In order to obtain residue-specific dissociation constant (Kd), we fitted the shift traces of the residues with significant shifts of HSQC peaks (CSD > average + STD), by using the one binding site model20,21,22,23,29 with the following formula:

$$ {\text{CSD}}_{{{\text{obs}}}} {\text{ = CSD}}_{{{\text{max}}}} \left\{ {\left( {\left[ {\text{P}} \right] + \left[ {\text{L}} \right] + {\text{Kd}}} \right){-}\left[ ( \right[{\text{P}}\left] + \right[{\text{L}}\left] { + {\text{Kd}})^{2} {-}4} \right[{\text{P}}\left] {\left[ {\text{L}} \right]} \right]^{1/2} } \right\}/2\left[ {\text{P}} \right] $$

Here, [P] and [L] are molar concentrations of RRM domains and ligands (ATP) respectively.

Molecular docking

The structure model of the ATP-RRM2 complex of hnRNPA1 was constructed by use of HADDOCK software20,21,22,31, which makes use of CSD data to derive the docking with various degrees of flexibility. Briefly, five residues of hnRNPA1 RRM2 with significant CSD values were set to be active residues and HADDOCK docking procedure for the complexes was performed at three stages: (1) randomization and rigid body docking; (2) semi-flexible simulated annealing; (3) flexible explicit solvent refinement. The ATP-RRM2 structure with the lowest energy score were selected for the detailed analysis and displayed by Pymol (The PyMOL Molecular Graphics System, Version 0.99rc6 Schrödinger, LLC).

Molecular dynamics (MD) simulations

For MD simulations, the NMR structures of RRM1–RRM2 of TDP-43 (PDB ID of 4BS2) and hnRNPA1 (PDB ID of 2LYV) were selected as the tethered models while their isolated RRM1 and RRM2 models were obtained by dissecting the two structures into the isolated RRM domains.
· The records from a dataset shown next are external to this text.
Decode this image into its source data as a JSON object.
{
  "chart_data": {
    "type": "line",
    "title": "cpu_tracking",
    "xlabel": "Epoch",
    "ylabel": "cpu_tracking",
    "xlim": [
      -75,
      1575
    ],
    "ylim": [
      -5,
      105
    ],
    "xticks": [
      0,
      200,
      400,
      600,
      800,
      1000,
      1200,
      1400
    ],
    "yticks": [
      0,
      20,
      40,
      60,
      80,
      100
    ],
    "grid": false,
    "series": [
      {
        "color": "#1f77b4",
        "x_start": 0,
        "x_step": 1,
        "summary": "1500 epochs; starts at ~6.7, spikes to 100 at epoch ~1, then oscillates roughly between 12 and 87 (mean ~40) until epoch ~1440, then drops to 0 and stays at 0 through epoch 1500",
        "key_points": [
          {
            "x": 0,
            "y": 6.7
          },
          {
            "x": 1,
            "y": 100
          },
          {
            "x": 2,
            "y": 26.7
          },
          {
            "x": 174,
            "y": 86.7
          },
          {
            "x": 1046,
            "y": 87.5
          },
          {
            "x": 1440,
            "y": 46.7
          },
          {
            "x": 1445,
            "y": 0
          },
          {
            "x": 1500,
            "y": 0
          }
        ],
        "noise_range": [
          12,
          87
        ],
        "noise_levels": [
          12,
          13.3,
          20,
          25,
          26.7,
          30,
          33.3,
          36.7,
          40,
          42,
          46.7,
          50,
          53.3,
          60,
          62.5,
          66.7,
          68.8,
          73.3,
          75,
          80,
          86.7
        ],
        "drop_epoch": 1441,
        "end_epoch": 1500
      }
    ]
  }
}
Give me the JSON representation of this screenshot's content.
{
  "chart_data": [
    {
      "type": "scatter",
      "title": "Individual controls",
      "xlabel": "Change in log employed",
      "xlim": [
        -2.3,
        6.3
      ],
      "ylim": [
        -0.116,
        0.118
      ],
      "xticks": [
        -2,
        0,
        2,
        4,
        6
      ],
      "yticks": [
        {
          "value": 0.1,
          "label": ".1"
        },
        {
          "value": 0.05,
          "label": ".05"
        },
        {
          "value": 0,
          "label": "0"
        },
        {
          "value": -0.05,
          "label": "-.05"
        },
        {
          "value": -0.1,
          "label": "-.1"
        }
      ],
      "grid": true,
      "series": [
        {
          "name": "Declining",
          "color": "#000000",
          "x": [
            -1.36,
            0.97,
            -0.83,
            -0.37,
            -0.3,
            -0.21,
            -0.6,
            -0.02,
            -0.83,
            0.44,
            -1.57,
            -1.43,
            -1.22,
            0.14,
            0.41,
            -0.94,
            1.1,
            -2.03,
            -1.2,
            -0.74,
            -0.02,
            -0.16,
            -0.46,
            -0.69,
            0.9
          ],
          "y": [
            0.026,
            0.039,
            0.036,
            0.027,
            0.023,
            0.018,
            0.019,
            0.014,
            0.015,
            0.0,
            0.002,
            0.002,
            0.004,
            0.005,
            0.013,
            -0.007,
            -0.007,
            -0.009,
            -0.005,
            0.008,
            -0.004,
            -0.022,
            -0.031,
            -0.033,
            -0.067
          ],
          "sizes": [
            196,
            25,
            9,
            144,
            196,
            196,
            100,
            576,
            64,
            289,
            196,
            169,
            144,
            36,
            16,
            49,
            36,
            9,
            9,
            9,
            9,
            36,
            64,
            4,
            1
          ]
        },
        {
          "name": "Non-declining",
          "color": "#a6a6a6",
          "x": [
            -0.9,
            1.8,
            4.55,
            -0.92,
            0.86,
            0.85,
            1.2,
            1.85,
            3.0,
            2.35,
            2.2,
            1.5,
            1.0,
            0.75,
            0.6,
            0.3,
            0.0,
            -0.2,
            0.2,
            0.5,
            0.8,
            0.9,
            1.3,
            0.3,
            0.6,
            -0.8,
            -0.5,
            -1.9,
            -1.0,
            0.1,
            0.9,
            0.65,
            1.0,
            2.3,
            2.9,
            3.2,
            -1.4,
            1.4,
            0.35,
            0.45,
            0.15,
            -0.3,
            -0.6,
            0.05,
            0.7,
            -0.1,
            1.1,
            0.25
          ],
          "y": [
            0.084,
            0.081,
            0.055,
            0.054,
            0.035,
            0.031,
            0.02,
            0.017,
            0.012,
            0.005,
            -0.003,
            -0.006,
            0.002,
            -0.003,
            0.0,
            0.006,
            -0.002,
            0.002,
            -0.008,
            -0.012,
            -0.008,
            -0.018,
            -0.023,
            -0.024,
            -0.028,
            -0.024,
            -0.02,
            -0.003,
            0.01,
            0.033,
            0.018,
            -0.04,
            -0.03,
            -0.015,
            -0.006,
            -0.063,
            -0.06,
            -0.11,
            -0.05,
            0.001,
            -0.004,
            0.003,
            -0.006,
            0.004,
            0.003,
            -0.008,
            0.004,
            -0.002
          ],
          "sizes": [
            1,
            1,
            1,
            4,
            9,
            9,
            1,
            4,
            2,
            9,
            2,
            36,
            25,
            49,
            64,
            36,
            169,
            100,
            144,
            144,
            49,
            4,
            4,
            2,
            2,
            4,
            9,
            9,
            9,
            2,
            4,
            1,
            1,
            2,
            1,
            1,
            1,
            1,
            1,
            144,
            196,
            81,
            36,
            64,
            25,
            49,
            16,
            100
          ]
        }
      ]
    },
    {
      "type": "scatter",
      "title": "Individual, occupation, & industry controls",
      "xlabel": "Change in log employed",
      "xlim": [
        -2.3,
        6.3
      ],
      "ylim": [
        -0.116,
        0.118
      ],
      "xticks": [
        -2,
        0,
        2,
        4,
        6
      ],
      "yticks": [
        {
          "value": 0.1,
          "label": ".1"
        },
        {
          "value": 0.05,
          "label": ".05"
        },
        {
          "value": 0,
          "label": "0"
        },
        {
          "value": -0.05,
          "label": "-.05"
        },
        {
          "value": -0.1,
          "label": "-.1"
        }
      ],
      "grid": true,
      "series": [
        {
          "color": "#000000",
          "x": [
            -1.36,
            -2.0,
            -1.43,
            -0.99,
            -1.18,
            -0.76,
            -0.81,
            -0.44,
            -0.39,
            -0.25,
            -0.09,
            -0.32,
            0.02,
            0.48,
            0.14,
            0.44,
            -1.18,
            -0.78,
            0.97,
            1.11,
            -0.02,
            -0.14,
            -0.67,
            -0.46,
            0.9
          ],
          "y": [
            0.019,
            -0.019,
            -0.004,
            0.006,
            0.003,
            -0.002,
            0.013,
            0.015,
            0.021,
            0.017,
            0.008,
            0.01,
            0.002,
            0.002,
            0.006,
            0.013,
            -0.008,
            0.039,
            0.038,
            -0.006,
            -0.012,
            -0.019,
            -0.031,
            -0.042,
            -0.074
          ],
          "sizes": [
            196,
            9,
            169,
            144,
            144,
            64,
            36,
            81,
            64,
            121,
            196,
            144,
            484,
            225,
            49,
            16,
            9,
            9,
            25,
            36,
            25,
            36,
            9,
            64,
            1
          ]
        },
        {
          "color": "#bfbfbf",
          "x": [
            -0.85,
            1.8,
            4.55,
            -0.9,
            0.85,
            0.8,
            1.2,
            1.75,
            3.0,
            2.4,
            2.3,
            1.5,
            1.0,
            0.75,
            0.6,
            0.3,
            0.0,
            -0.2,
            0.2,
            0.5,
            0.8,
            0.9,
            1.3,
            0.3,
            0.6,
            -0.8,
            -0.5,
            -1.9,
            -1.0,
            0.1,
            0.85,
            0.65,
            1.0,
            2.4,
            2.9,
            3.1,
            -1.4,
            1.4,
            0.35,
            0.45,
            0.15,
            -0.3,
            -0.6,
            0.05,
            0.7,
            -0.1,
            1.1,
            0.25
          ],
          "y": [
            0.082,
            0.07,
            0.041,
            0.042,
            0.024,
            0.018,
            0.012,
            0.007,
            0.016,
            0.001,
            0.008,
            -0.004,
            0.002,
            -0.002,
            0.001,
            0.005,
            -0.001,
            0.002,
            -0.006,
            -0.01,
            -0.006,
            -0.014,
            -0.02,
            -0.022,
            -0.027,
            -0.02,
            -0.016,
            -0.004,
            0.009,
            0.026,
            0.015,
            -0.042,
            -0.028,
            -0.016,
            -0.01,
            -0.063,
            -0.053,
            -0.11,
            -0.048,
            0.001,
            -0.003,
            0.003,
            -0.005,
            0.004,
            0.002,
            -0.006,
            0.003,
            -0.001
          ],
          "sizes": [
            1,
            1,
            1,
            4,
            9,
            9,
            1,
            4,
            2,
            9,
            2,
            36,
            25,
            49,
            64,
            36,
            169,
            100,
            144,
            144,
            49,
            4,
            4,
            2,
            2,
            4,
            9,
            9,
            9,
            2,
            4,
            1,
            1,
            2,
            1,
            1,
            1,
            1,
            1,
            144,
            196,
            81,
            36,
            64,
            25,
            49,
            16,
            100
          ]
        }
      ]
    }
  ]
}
The simulation setting was previously reported36,37,38. Briefly, the simulation cell is a periodic cubic box with a minimum distance of 10 Å between the protein and the box walls to ensure the protein would not directly interact with its own periodic image given the cutoff. The water molecules, described using the TIP3P model, were filled in the periodic cubic box for the all atom simulation. To neutralize the system, some Na+ and Cl ions were randomly placed far away from the surface of the protein.
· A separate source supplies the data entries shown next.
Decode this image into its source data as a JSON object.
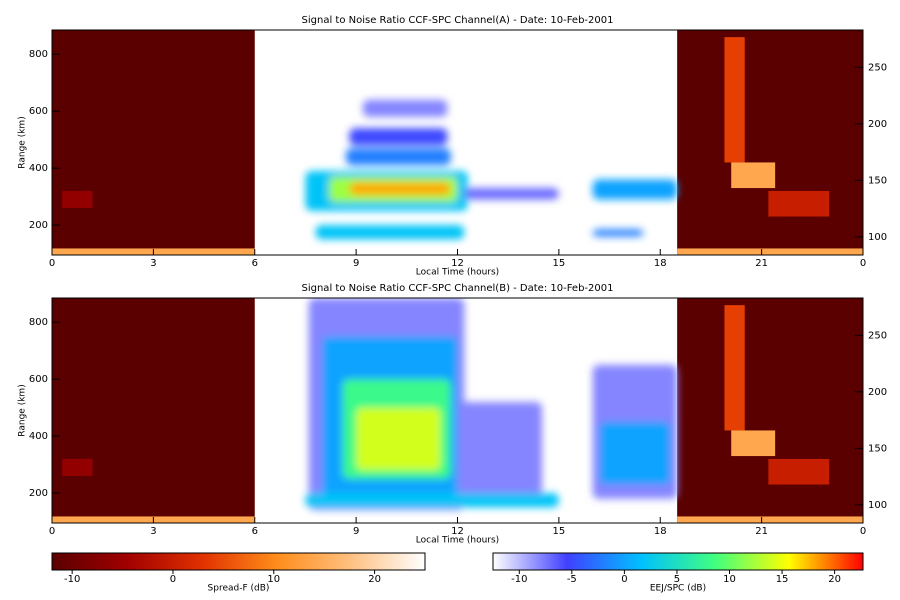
{
  "chart_data": [
    {
      "type": "heatmap",
      "title": "Signal to Noise Ratio CCF-SPC Channel(A) - Date: 10-Feb-2001",
      "xlabel": "Local Time (hours)",
      "ylabel": "Range (km)",
      "xlim": [
        0,
        24
      ],
      "xticks": [
        0,
        3,
        6,
        9,
        12,
        15,
        18,
        21,
        {
          "value": 24,
          "label": "0"
        }
      ],
      "ylim": [
        95,
        885
      ],
      "yticks": [
        200,
        400,
        600,
        800
      ],
      "y2lim": [
        84,
        283
      ],
      "y2ticks": [
        100,
        150,
        200,
        250
      ],
      "spread_f": [
        {
          "x0": 0,
          "x1": 6,
          "y0": 95,
          "y1": 885,
          "value": -12
        },
        {
          "x0": 0,
          "x1": 6,
          "y0": 95,
          "y1": 118,
          "value": 14
        },
        {
          "x0": 0.3,
          "x1": 1.2,
          "y0": 260,
          "y1": 320,
          "value": -6
        },
        {
          "x0": 18.5,
          "x1": 24,
          "y0": 95,
          "y1": 885,
          "value": -12
        },
        {
          "x0": 18.5,
          "x1": 24,
          "y0": 95,
          "y1": 118,
          "value": 14
        },
        {
          "x0": 19.9,
          "x1": 20.5,
          "y0": 420,
          "y1": 860,
          "value": 4
        },
        {
          "x0": 20.1,
          "x1": 21.4,
          "y0": 330,
          "y1": 420,
          "value": 14
        },
        {
          "x0": 21.2,
          "x1": 23,
          "y0": 230,
          "y1": 320,
          "value": 0
        }
      ],
      "eej": [
        {
          "x0": 7.5,
          "x1": 12.3,
          "y0": 250,
          "y1": 390,
          "value": 2
        },
        {
          "x0": 8.2,
          "x1": 12,
          "y0": 280,
          "y1": 370,
          "value": 12
        },
        {
          "x0": 8.8,
          "x1": 11.8,
          "y0": 305,
          "y1": 350,
          "value": 18
        },
        {
          "x0": 8.7,
          "x1": 11.8,
          "y0": 410,
          "y1": 470,
          "value": -2
        },
        {
          "x0": 8.8,
          "x1": 11.7,
          "y0": 480,
          "y1": 540,
          "value": -5
        },
        {
          "x0": 9.2,
          "x1": 11.7,
          "y0": 580,
          "y1": 640,
          "value": -8
        },
        {
          "x0": 7.8,
          "x1": 12.2,
          "y0": 150,
          "y1": 200,
          "value": 2
        },
        {
          "x0": 12.2,
          "x1": 15,
          "y0": 290,
          "y1": 330,
          "value": -7
        },
        {
          "x0": 16,
          "x1": 18.5,
          "y0": 290,
          "y1": 360,
          "value": 0
        },
        {
          "x0": 16,
          "x1": 17.5,
          "y0": 160,
          "y1": 185,
          "value": -2
        }
      ]
    },
    {
      "type": "heatmap",
      "title": "Signal to Noise Ratio CCF-SPC Channel(B) - Date: 10-Feb-2001",
      "xlabel": "Local Time (hours)",
      "ylabel": "Range (km)",
      "xlim": [
        0,
        24
      ],
      "xticks": [
        0,
        3,
        6,
        9,
        12,
        15,
        18,
        21,
        {
          "value": 24,
          "label": "0"
        }
      ],
      "ylim": [
        95,
        885
      ],
      "yticks": [
        200,
        400,
        600,
        800
      ],
      "y2lim": [
        84,
        283
      ],
      "y2ticks": [
        100,
        150,
        200,
        250
      ],
      "spread_f": [
        {
          "x0": 0,
          "x1": 6,
          "y0": 95,
          "y1": 885,
          "value": -12
        },
        {
          "x0": 0,
          "x1": 6,
          "y0": 95,
          "y1": 118,
          "value": 14
        },
        {
          "x0": 0.3,
          "x1": 1.2,
          "y0": 260,
          "y1": 320,
          "value": -6
        },
        {
          "x0": 18.5,
          "x1": 24,
          "y0": 95,
          "y1": 885,
          "value": -12
        },
        {
          "x0": 18.5,
          "x1": 24,
          "y0": 95,
          "y1": 118,
          "value": 14
        },
        {
          "x0": 19.9,
          "x1": 20.5,
          "y0": 420,
          "y1": 860,
          "value": 4
        },
        {
          "x0": 20.1,
          "x1": 21.4,
          "y0": 330,
          "y1": 420,
          "value": 14
        },
        {
          "x0": 21.2,
          "x1": 23,
          "y0": 230,
          "y1": 320,
          "value": 0
        }
      ],
      "eej": [
        {
          "x0": 7.6,
          "x1": 12.2,
          "y0": 140,
          "y1": 885,
          "value": -8
        },
        {
          "x0": 8,
          "x1": 12,
          "y0": 150,
          "y1": 750,
          "value": 0
        },
        {
          "x0": 8.6,
          "x1": 11.8,
          "y0": 250,
          "y1": 600,
          "value": 8
        },
        {
          "x0": 9,
          "x1": 11.5,
          "y0": 280,
          "y1": 500,
          "value": 14
        },
        {
          "x0": 12,
          "x1": 14.5,
          "y0": 180,
          "y1": 520,
          "value": -8
        },
        {
          "x0": 16,
          "x1": 18.5,
          "y0": 180,
          "y1": 650,
          "value": -8
        },
        {
          "x0": 16.2,
          "x1": 18.3,
          "y0": 230,
          "y1": 450,
          "value": 0
        },
        {
          "x0": 7.5,
          "x1": 15,
          "y0": 150,
          "y1": 200,
          "value": 2
        }
      ]
    }
  ],
  "colorbars": [
    {
      "label": "Spread-F (dB)",
      "lim": [
        -12,
        25
      ],
      "ticks": [
        -10,
        0,
        10,
        20
      ],
      "colors": [
        "#5a0000",
        "#a00000",
        "#e03000",
        "#ff8c1a",
        "#ffc080",
        "#ffffff"
      ]
    },
    {
      "label": "EEJ/SPC (dB)",
      "lim": [
        -12.5,
        22.7
      ],
      "ticks": [
        -10,
        -5,
        0,
        5,
        10,
        15,
        20
      ],
      "colors": [
        "#ffffff",
        "#4040ff",
        "#00c0ff",
        "#40ff80",
        "#ffff00",
        "#ff0000"
      ]
    }
  ]
}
Three independent 50-ns MD simulations were performed for each of six constructs: namely the tethered RRM1–RRM2, isolated RRM1 and RRM2 of TDP-43 as well as of hnRNPA1 by the program GROMACS63 with the AMBER-03 all-atom force field64. The long-range electrostatic interactions were treated using the fast particle-mesh Ewald summation method, with the real space cutoff of 9 Å and a cutoff of 14 Å was used for the calculation of van der Waals interactions. The temperature during simulation was kept constant at 300 K by Berendsen's coupling. The pressure was held at 1 bar. The isothermal compressibility was 4.5 × 10−5 bar−1. The time step was set as 2 fs. Prior to MD simulations, all the initial structures were relaxed by 1000 steps of energy minimization using steepest descent algorithm, followed by 100 ps equilibration with a harmonic restraint potential applied to all the heavy atoms of the proteins.
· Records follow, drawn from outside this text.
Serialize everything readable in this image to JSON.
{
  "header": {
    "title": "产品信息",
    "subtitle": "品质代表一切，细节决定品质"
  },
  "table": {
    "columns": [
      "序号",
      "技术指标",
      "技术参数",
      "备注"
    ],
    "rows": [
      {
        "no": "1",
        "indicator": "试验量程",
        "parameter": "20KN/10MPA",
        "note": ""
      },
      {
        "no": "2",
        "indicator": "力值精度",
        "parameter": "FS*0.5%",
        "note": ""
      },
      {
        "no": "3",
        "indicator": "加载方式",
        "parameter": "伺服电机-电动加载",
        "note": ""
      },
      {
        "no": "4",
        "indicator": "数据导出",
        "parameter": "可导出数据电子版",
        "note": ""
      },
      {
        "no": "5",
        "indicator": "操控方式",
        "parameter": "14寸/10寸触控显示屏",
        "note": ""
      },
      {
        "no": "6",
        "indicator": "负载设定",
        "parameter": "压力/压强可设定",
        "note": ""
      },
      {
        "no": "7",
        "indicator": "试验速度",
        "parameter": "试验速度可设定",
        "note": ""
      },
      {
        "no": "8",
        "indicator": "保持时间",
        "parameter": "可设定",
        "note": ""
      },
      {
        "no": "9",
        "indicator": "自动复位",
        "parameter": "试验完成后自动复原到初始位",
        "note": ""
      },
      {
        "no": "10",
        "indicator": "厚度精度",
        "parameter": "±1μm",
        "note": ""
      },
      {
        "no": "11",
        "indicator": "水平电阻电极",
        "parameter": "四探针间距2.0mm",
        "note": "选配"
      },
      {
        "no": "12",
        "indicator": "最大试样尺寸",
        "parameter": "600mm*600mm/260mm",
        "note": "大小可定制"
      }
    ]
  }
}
Analysis of correlation motions

To identify the coupling of RRM1 and RRM2 domains of both TDP-43 and hnRNPA1, we calculated their correlation matrices of three independent simulations of the tethered RRM1–RRM2 by MutInf34. MutInf represents an entropy-based method to analyze ensembles of protein conformers, including those from MD simulations by using internal coordinates and focusing on dihedral angles. This method is particularly applicable for subtle conformational changes by utilizing second-order terms of the configurational entropy expansion called mutual information to pinpoint the pairs of residues with correlated conformations, or correlated motions, in an equilibrium ensemble. Here, the normalized matrix values were used and the threshold value was set up to 0.3 for determining the pairs of highly correlated residues.